Connection Maroc Mossad Israël
Collaboration Au Sionisme
Connection Maroc Mossad Israël
Peu de temps après l'indépendance, Israël a commencé à suivre une
"doctrine périphérique" dans ses affaires étrangères : chercher à nouer
des liens avec des pays arabes en marge du conflit qui perdure au Moyen
Orient. Aucun exemple n'a mieux illustré la sagesse de cette doctrine
que les liens développés avec le royaume du Maroc.
De nombreux facteurs expliquent cette
relation spéciale. Dans les années qui ont suivi leur indépendance,
Israël et le Maroc ont tous deux eu besoin de l'assistance occidentale
pour relever les défis en interne et les menaces étrangères,
spécialement le communisme et le pan arabisme.
"
quand le Maroc est devenu indépendant, ses frontières étaient largement
ouvertes à des éléments hostiles spécialement des espions égyptiens,
qui cherchaient à construire une infrastructure secrète, dans un effort
pour faciliter la pénétration soviétique en Afrique du Nord" explique Shmuel Segev,un ancien officier du renseignement militaire et auteur de "The Moroccan Connection : The Secrets Relations between Israël and Morroco".

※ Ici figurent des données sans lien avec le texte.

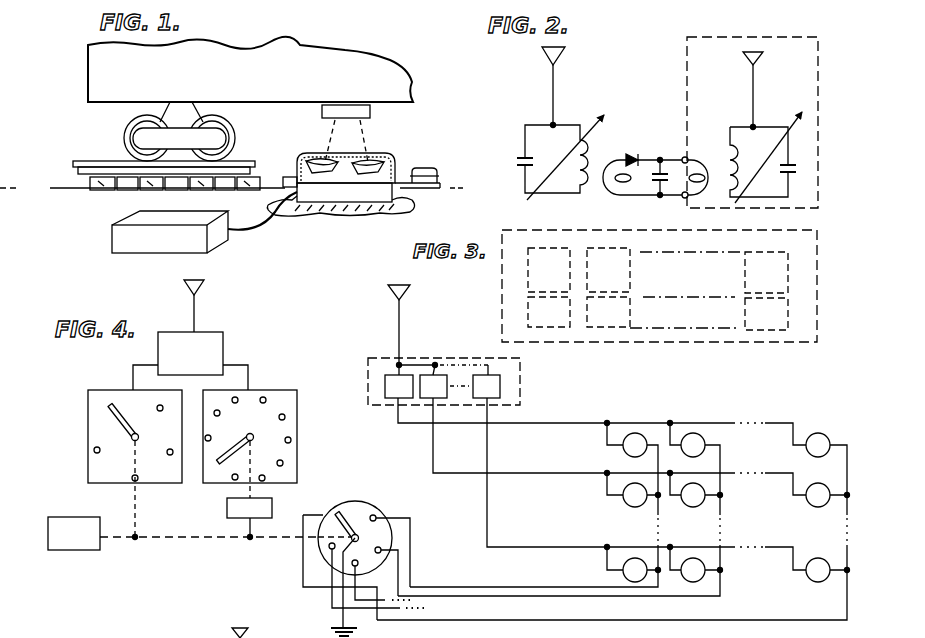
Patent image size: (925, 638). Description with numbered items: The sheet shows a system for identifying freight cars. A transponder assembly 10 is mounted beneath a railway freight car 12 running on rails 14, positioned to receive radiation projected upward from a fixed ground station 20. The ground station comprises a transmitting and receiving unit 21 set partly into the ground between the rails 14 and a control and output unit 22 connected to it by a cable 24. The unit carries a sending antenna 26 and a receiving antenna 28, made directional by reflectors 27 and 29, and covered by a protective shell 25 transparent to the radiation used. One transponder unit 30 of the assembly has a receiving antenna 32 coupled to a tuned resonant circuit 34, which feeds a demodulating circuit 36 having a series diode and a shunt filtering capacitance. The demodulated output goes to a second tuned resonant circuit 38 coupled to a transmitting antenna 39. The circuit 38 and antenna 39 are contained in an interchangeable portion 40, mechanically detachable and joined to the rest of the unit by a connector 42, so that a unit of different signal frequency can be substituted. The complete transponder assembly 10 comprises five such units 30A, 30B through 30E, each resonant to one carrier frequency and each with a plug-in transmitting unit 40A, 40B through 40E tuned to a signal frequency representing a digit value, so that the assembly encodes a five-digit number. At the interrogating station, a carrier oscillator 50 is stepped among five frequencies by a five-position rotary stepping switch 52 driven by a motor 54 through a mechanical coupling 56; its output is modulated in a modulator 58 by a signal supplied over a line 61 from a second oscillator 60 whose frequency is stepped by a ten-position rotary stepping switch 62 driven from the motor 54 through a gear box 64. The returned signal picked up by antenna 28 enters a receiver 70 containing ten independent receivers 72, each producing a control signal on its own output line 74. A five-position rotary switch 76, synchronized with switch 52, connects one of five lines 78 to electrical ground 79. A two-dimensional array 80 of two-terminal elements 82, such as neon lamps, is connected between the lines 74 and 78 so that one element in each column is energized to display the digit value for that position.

In FIG. 1, the transponder assembly 10 is at (375, 113).
In FIG. 3, the transponder assembly 10 is at (664, 293).
In FIG. 1, the railway freight car 12 is at (86, 86).
In FIG. 1, the rails 14 is at (103, 160).
In FIG. 1, the ground station 20 is at (339, 187).
In FIG. 1, the transmitting and receiving unit 21 is at (330, 198).
In FIG. 1, the control and output unit 22 is at (112, 236).
In FIG. 1, the cable 24 is at (250, 230).
In FIG. 1, the protective shell 25 is at (392, 208).
In FIG. 1, the sending antenna 26 is at (322, 160).
In FIG. 4, the sending antenna 26 is at (186, 288).
In FIG. 1, the reflector 27 is at (297, 175).
In FIG. 1, the receiving antenna 28 is at (372, 160).
In FIG. 4, the receiving antenna 28 is at (404, 300).
In FIG. 1, the reflector 29 is at (400, 170).
In FIG. 2, the transponder unit 30 is at (562, 160).
In FIG. 2, the receiving antenna 32 is at (565, 57).
In FIG. 2, the tuned resonant circuit 34 is at (613, 138).
In FIG. 2, the demodulating circuit 36 is at (670, 150).
In FIG. 2, the second tuned resonant circuit 38 is at (802, 158).
In FIG. 2, the transmitting antenna 39 is at (765, 58).
In FIG. 2, the interchangeable portion 40 is at (693, 114).
In FIG. 2, the connector 42 is at (690, 200).
In FIG. 3, the transponder unit A 30A is at (525, 274).
In FIG. 3, the transponder unit B 30B is at (633, 270).
In FIG. 3, the transponder unit E 30E is at (792, 272).
In FIG. 3, the transmitting unit A 40A is at (556, 328).
In FIG. 3, the transmitting unit B 40B is at (616, 328).
In FIG. 3, the transmitting unit E 40E is at (790, 319).
In FIG. 4, the carrier oscillator 50 is at (111, 423).
In FIG. 4, the five-position rotary stepping switch 52 is at (99, 455).
In FIG. 4, the motor 54 is at (75, 550).
In FIG. 4, the mechanical coupling 56 is at (135, 498).
In FIG. 4, the modulator 58 is at (223, 332).
In FIG. 4, the second oscillator 60 is at (266, 442).
In FIG. 4, the line 61 is at (248, 362).
In FIG. 4, the ten-position rotary stepping switch 62 is at (282, 476).
In FIG. 4, the gear box 64 is at (227, 507).
In FIG. 4, the receiver 70 is at (444, 370).
In FIG. 4, the receivers 72 is at (408, 378).
In FIG. 4, the output lines 74 is at (555, 470).
In FIG. 4, the five-position rotary switch 76 is at (382, 503).
In FIG. 4, the lines 78 is at (548, 622).
In FIG. 4, the electrical ground 79 is at (340, 617).
In FIG. 4, the two-dimensional array 80 is at (613, 501).
In FIG. 4, the two-terminal elements 82 is at (645, 433).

A cette époque, Gamal Abdel Nasser était un proche allié de Moscou. En
échange d'armes tchèques et d'instructeurs soviétiques, Nasser a ouvert
les portes de l'Afrique à l'Union Soviétique et à la Chine. Finalement
cette réalité a été utilisée par Israël pour convaincre le Maroc de
coopérer dans le domaine du renseignement."]i
Pendant les décennies qui ont suivi,
Tel Aviv et Rabat ont développé une relation secrète forte dans trois
domaines : émigration, renseignement et diplomatie. Cette voie
clandestine a porté ses fruits et a conduit finalement à l'un des
succès les plus rayonnants de la diplomatie israélienne : la visite à
Jérusalem du président égyptien Anwar Sadat en 1977.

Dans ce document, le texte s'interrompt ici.